Route rules for mobile billboards sought


Living in Las Vegas means accepting some things that other cities don't have.

Sidewalk racks with escort service ads, for example, or truck-mounted billboards with scantily clad women who "want to meet you."

But there are limits.

Dean Dupalo reached his threshold when he saw one of the adult services billboard trucks cruising his east Las Vegas neighborhood.

"I thought, 'This is totally unacceptable,' " he said. "The neighborhood represents something far different than a commercial area. It is off-limits to be able to conduct that sort of business."

Maybe it should be, but legally, apparently it's not -- at least not yet.

Dupalo got in touch with Las Vegas officials, and the city introduced an ordinance this week that would ban parking or storing a mobile billboard within 500 feet of a single-family home. There would be exceptions for buses and taxicabs, and for vehicles carrying signs for the vehicle owner's business.

As written, however, the ordinance might be so legally clumsy that it'll fall flat, one expert said.

Other local governments in Southern Nevada, meanwhile, have been able to handle the issue without having to pass new regulations.

Mayor Pro Tem Gary Reese said the problem he sees is mobile billboards parked in parking lots "for hours on end." He said he's noticed billboards parked in his ward on Charleston, Nellis Boulevard, Washington and Lamb Boulevard.

"You need to have a centralized location in an industrial zone where they're parked overnight or when they're not in use," Reese said.

"If it's going to be mobile, then it's going to be mobile. If it's going to be stationary, then it has to abide by all the regulations that the billboard industry has to abide by."

The ordinance Reese is sponsoring doesn't seem to be aimed at that end, said Allen Lichtenstein of the American Civil Liberties Union of Nevada.
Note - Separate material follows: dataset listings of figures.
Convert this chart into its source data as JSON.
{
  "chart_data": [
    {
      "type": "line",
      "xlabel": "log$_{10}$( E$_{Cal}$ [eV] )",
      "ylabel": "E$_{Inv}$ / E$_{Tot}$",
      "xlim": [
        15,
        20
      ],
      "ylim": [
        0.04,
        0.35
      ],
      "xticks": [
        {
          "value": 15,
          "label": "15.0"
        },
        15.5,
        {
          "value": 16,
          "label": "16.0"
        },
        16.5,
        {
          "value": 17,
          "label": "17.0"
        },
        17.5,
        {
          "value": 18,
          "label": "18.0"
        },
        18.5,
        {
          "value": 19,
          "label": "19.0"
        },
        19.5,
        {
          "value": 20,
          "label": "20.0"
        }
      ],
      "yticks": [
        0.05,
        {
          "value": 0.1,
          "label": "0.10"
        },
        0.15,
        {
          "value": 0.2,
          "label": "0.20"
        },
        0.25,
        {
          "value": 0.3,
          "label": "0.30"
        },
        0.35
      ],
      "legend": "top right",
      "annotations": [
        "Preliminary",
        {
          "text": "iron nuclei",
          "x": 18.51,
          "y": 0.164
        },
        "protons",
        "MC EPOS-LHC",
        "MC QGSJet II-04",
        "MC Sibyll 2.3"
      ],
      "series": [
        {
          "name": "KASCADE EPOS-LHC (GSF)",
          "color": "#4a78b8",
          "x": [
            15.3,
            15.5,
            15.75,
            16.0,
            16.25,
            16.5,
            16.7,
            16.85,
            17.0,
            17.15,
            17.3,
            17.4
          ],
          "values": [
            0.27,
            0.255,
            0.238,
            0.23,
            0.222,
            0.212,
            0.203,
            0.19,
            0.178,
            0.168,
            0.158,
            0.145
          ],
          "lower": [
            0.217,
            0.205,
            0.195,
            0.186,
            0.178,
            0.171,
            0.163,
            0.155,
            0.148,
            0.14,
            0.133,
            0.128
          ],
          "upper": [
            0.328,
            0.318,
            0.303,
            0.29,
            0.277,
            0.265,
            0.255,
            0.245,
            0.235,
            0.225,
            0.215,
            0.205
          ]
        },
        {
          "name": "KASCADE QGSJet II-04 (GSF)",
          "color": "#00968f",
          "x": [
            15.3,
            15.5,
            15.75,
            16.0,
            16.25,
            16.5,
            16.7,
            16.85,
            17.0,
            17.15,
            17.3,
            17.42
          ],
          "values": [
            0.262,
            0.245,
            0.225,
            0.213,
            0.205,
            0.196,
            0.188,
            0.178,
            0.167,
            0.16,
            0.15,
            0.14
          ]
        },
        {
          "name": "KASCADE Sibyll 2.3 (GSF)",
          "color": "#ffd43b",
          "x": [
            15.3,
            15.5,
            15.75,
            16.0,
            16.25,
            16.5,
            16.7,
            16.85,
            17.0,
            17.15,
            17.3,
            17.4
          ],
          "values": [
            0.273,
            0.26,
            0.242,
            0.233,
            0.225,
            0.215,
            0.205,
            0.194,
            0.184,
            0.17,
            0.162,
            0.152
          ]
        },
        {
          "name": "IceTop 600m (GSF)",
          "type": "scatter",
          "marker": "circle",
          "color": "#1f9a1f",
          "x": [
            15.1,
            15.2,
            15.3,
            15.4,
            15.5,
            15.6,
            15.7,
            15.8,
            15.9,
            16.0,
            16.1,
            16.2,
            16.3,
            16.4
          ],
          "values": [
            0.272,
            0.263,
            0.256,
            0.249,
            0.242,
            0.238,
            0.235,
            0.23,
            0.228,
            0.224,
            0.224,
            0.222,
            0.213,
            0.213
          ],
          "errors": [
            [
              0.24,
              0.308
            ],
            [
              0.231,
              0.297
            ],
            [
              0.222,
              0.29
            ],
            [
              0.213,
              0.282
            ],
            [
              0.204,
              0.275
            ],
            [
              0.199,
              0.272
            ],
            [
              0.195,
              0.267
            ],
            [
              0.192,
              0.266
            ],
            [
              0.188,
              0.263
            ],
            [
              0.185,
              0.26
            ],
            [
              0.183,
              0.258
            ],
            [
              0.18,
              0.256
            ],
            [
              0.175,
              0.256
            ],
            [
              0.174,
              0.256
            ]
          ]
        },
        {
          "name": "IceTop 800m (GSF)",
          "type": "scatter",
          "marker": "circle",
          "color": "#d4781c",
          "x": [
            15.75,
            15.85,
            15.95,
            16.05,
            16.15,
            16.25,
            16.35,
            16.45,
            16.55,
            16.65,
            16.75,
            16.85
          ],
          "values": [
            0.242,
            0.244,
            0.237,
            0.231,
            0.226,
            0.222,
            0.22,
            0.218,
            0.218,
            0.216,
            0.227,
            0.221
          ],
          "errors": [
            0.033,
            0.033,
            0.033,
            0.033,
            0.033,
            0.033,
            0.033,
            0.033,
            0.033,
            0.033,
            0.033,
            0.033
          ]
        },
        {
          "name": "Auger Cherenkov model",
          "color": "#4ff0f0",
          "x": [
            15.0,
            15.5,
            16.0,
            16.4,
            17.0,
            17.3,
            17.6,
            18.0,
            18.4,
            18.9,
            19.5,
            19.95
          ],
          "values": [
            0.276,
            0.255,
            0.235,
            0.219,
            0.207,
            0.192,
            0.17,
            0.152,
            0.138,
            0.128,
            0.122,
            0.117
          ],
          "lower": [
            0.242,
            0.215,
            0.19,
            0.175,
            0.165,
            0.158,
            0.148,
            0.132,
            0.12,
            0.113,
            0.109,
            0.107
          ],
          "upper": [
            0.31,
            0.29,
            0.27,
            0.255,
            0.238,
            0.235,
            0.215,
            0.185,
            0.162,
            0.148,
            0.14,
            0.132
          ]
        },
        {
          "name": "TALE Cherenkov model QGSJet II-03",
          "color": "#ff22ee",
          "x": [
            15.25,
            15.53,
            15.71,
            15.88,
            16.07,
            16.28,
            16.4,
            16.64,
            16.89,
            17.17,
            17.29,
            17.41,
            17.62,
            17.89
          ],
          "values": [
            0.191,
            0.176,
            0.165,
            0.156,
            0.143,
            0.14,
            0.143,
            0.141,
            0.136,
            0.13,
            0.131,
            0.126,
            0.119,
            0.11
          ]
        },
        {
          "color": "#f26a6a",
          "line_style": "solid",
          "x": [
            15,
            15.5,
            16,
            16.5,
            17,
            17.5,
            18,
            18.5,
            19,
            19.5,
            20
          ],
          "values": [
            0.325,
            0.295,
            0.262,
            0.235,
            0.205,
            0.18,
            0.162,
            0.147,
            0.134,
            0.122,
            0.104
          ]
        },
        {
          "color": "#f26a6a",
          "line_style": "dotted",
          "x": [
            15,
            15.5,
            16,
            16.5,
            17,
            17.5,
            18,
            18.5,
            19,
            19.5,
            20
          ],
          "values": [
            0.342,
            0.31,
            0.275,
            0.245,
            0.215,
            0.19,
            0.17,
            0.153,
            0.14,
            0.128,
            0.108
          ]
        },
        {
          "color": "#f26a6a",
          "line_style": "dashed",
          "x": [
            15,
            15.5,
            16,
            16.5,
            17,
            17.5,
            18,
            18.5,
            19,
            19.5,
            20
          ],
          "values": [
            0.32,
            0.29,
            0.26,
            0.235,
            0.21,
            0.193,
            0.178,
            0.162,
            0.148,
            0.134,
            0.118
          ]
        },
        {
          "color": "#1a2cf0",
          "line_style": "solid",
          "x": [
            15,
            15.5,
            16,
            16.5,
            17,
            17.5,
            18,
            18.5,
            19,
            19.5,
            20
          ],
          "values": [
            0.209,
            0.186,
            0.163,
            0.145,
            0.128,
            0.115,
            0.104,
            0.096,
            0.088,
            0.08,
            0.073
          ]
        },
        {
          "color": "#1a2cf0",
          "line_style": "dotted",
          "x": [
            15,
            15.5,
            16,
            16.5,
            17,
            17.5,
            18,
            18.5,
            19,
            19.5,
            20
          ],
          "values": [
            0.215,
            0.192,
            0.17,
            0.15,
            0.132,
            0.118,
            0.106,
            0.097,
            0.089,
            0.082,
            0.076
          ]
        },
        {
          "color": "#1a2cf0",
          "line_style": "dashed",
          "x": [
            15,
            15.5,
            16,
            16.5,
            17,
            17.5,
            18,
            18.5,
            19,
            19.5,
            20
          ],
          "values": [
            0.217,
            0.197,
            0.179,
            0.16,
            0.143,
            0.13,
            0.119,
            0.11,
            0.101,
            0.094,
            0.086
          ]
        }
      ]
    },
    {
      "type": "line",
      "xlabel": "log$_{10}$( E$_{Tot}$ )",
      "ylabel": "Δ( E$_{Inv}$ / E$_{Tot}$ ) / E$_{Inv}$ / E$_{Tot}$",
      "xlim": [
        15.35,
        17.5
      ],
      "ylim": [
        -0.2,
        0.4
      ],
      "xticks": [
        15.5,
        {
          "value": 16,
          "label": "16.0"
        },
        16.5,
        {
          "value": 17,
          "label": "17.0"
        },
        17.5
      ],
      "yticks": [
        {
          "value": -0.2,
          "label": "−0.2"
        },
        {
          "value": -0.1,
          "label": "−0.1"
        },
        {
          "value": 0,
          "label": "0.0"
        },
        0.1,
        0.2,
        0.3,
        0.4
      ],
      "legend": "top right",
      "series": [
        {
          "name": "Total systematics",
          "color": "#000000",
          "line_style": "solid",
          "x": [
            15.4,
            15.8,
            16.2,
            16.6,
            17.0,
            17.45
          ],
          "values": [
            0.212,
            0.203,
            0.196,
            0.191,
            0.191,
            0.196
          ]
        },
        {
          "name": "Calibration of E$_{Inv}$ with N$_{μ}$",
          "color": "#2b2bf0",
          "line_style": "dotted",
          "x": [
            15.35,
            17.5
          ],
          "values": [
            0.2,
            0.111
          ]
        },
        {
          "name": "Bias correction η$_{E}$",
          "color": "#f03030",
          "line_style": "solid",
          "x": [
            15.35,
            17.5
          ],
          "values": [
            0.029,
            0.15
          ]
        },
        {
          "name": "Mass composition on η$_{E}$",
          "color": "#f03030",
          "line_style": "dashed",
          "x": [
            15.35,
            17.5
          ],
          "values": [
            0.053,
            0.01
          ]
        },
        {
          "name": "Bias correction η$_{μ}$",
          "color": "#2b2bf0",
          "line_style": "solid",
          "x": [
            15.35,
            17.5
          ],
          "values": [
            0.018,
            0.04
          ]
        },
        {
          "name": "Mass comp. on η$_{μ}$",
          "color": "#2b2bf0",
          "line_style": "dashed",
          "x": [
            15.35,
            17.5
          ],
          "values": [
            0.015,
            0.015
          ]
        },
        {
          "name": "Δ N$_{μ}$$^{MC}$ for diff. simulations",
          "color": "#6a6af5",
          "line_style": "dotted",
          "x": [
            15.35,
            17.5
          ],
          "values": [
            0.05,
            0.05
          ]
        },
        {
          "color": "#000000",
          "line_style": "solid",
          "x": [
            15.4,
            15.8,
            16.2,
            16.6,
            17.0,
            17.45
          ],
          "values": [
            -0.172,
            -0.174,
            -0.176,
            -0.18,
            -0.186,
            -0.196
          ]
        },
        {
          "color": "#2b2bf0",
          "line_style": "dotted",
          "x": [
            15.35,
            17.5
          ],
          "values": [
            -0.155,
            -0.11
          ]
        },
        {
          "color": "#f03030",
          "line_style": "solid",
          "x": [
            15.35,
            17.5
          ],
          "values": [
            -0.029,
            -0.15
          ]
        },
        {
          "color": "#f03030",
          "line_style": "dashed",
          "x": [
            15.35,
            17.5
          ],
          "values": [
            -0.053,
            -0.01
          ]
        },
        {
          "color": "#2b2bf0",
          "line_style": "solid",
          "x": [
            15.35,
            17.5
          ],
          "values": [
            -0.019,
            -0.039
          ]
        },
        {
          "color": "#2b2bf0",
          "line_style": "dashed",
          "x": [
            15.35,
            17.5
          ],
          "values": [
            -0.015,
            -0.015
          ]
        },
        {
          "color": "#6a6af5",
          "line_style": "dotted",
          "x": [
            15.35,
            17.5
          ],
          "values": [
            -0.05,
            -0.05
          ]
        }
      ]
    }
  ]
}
The 500-foot requirement could make it difficult to put the trucks anywhere, since commercial areas are often close to residential neighborhoods.

"It looks more like an attempt to get rid of mobile billboards without saying they're getting rid of mobile billboards," Lichtenstein said. "In that sense, it's the latest in a long line of City Council ordinances that are destined to be struck down."

City Attorney Brad Jerbic said he didn't hear any complaints from billboard companies when the city solicited input on the bill.

"If it was a problem for them, they certainly didn't raise it," Jerbic said.

Only one business owner responded to the request for comment -- Marla Letizia, co-owner of Big Traffic Mobile Billboards. She said she's "thrilled" that the council is trying to address the issue. Her company's trucks do not carry the escort service ads. Her client list includes Subway, McDonald's, MGM-Mirage and Harrah's. The trucks are stored in a yard in an industrial area, which is an added cost that some of her competitors don't share, since those truck drivers take their vehicles home.

"Finally, the City Council has the guts to do something to really regulate the industry," she said. "It forces everybody to have to compete on the same level."

In North Las Vegas and Clark County, officials take a different approach. Instead of making it a parking issue, they treat the signs -- if they're sitting somewhere in a commercial or residential area -- as "off-premesis signs," which is a fancy way of saying "illegal billboards" that have to be removed.

Billboards require special permits from the local governing body, and the locations of the signs are highly regulated.

"If it's parked elsewhere than the business, it's advertising," said North Las Vegas spokeswoman Brenda Fischer. "It would be classified as an off-premesis sign, which is a code violation."

Clark County takes a similar approach, said Joe Boteilho, code enforcement manager.

"Once they become static, it becomes something that we address," he said, adding that there have not been complaints in the county of the trucks cruising residential neighborhoods.

The trucks carrying billboards like the ones often seen on the Strip are "very rare" offenders, Boteilho said. More common are 18-wheelers with a sign draped over the side, or "A-frame" signs -- favorites of political candidates -- erected at intersections.

Las Vegas considered that approach, Jerbic said, but it raised thorny issue.

"I agree that it's an off-premesis sign," he said. "But if it's illegal when it's parked, isn't it illegal when they're moving, too?"

Of course, this ordinance doesn't address Dupalo's original concern -- an adult services billboard traveling through a residential area. He and Jerbic said a separate ordinance may be introduced to address that concern.

The proposed ordinance next heads to the Recommending Committee, a subcommittee of the City Council that will hash out the ordinance's details and forward it to the full council.